Okazało się ostatecznie (choć w sumie jeszcze nieostatecznie), że kij działa lepiej od marchewki (o ile brak kontynuowania tak zwanej "współpracy" jest rzeczywiście kijem, bo może chodziło o szansę na dalszą "współpracę", czyli jednak o marchewkę). Szkoda, cóż jednak zrobić, wygląda na to, że działanie pod presją jest rzeczą bardziej ludzką, niż działanie z własnej woli czy z powodu danego słowa.
Wspieraliśmy wykonawców przypominającymi o tykającym zegarze telefonami i wizytami na placu boju. Niestety, nie zdążyli poprawić wszystkiego - może dlatego, że wczoraj w południe żywej duszy na budowie nie było, a zjawiła się dopiero po telefonie pod tytułem "no nie jest zrobione jeszcze", choć była przekonana, że zrobione jest.
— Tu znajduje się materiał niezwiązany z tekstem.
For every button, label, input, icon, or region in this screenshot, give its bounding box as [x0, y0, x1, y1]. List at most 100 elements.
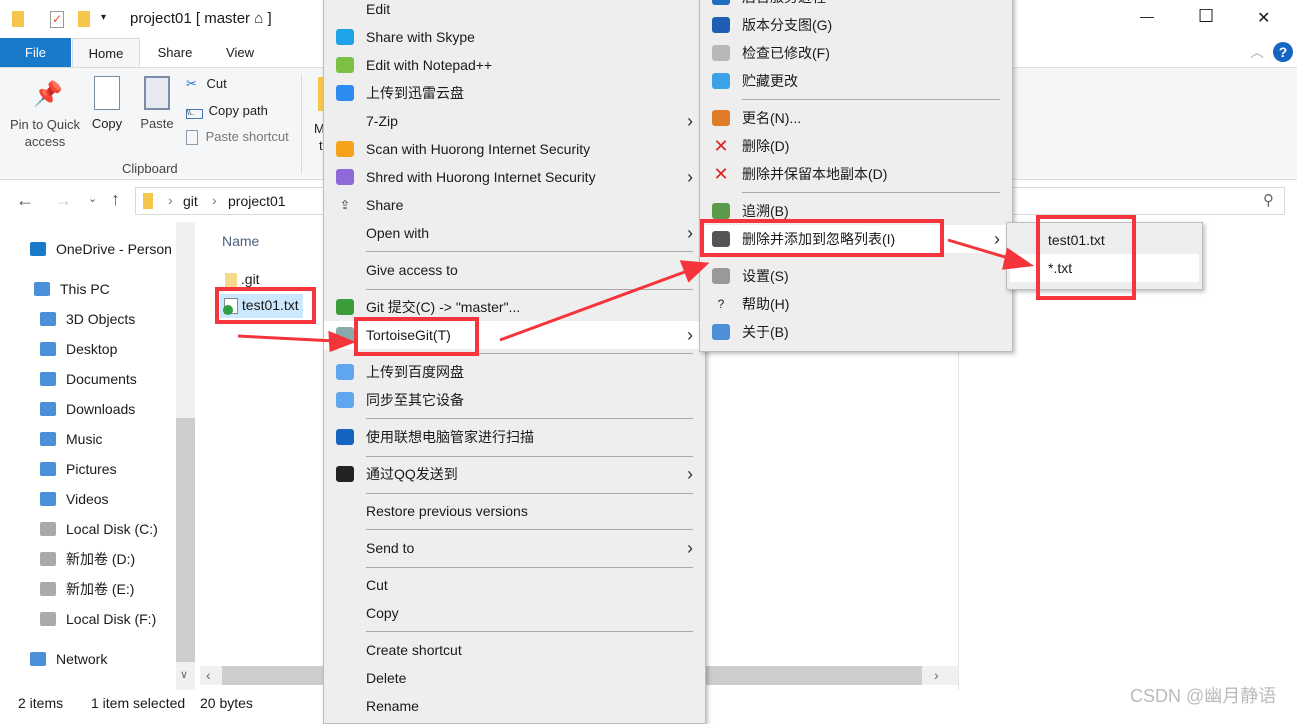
- menu-item-copy[interactable]: Copy: [324, 599, 705, 627]
- menu-item-rename[interactable]: Rename: [324, 692, 705, 720]
- menu-item-item[interactable]: 上传到迅雷云盘: [324, 79, 705, 107]
- customize-toolbar-icon[interactable]: ▾: [101, 12, 106, 23]
- menu-item-restore-previous-versions[interactable]: Restore previous versions: [324, 497, 705, 525]
- menu-item-item[interactable]: 使用联想电脑管家进行扫描: [324, 423, 705, 451]
- menu-item-f[interactable]: 检查已修改(F): [700, 39, 1012, 67]
- menu-item-item[interactable]: 贮藏更改: [700, 67, 1012, 95]
- nav-scrollbar-thumb[interactable]: [176, 418, 195, 662]
- shredder-icon: [336, 169, 354, 185]
- videos-icon: [40, 492, 56, 506]
- menu-item-n[interactable]: 更名(N)...: [700, 104, 1012, 132]
- chevron-right-icon: ›: [687, 538, 693, 558]
- menu-item-s[interactable]: 设置(S): [700, 262, 1012, 290]
- cut-button[interactable]: ✂ Cut: [186, 76, 227, 92]
- menu-item-send-to[interactable]: Send to ›: [324, 534, 705, 562]
- copy-button[interactable]: Copy: [88, 76, 126, 131]
- stash-icon: [712, 73, 730, 89]
- nav-item[interactable]: 新加卷 (D:): [40, 544, 135, 574]
- nav-item[interactable]: Downloads: [40, 394, 135, 424]
- nav-item[interactable]: Network: [30, 644, 107, 674]
- forward-button[interactable]: →: [54, 190, 72, 211]
- menu-item-b[interactable]: 追溯(B): [700, 197, 1012, 225]
- close-button[interactable]: ✕: [1257, 8, 1270, 28]
- huorong-shield-icon: [336, 141, 354, 157]
- network-icon: [30, 652, 46, 666]
- pin-quick-access-button[interactable]: 📌 Pin to Quick access: [8, 80, 82, 150]
- tab-home[interactable]: Home: [72, 38, 140, 67]
- menu-item-item[interactable]: 上传到百度网盘: [324, 358, 705, 386]
- menu-item-open-with[interactable]: Open with ›: [324, 219, 705, 247]
- nav-item[interactable]: Local Disk (F:): [40, 604, 156, 634]
- nav-item[interactable]: 3D Objects: [40, 304, 135, 334]
- minimize-button[interactable]: —: [1140, 8, 1154, 24]
- copy-icon: [94, 76, 120, 110]
- nav-scrollbar[interactable]: ∨: [176, 222, 195, 690]
- menu-item-g[interactable]: 版本分支图(G): [700, 11, 1012, 39]
- nav-item[interactable]: Desktop: [40, 334, 117, 364]
- nav-item[interactable]: This PC: [34, 274, 110, 304]
- menu-item-item[interactable]: 后台服务进程: [700, 0, 1012, 11]
- tab-view[interactable]: View: [210, 38, 270, 67]
- menu-item-edit[interactable]: Edit: [324, 0, 705, 23]
- scroll-down-icon[interactable]: ∨: [180, 668, 188, 681]
- menu-item-7-zip[interactable]: 7-Zip ›: [324, 107, 705, 135]
- menu-item-edit-with-notepad[interactable]: Edit with Notepad++: [324, 51, 705, 79]
- skype-icon: [336, 29, 354, 45]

Wynik dzisiejszego rekonesansu sprawił, że musieliśmy się okazać konsekwentni, chociaż może nie aż tak do bólu, jak wyobrażaliśmy to sobie wcześniej, bo jednak sporo (i na dodatek dobrze) było poprawione. Po kolejnym "no nie jest to jeszcze zrobione" i dającym nadzieję acz stanowczym "jaką ma pan wobec tego dla nas propozycję?", dowiedzieliśmy się, że w poniedziałek poprawią do końca. Poniedziałek nie jest jednak minionym czwartkiem. Może zdążą poprawić, zanim my zdążymy przekonać się do innej ekipy? Poinformowawszy lojalnie W., wykonawcę, że wobec tego będziemy się rozglądać za kimś innym, pełni mieszanych uczuć, rozpoczynamy poszukiwania.
A taka była fajna budowa... robiło się, kiedy chciało, bez ciśnienia, bez przypieprzania.. jak się chciało i umiało. Szczerze polecam - z własnego ciężko przepłaconego doświadczenia - niech skończą w poniedziałek i spieprzają na drzewo. Powodzenia w szukaniu. S.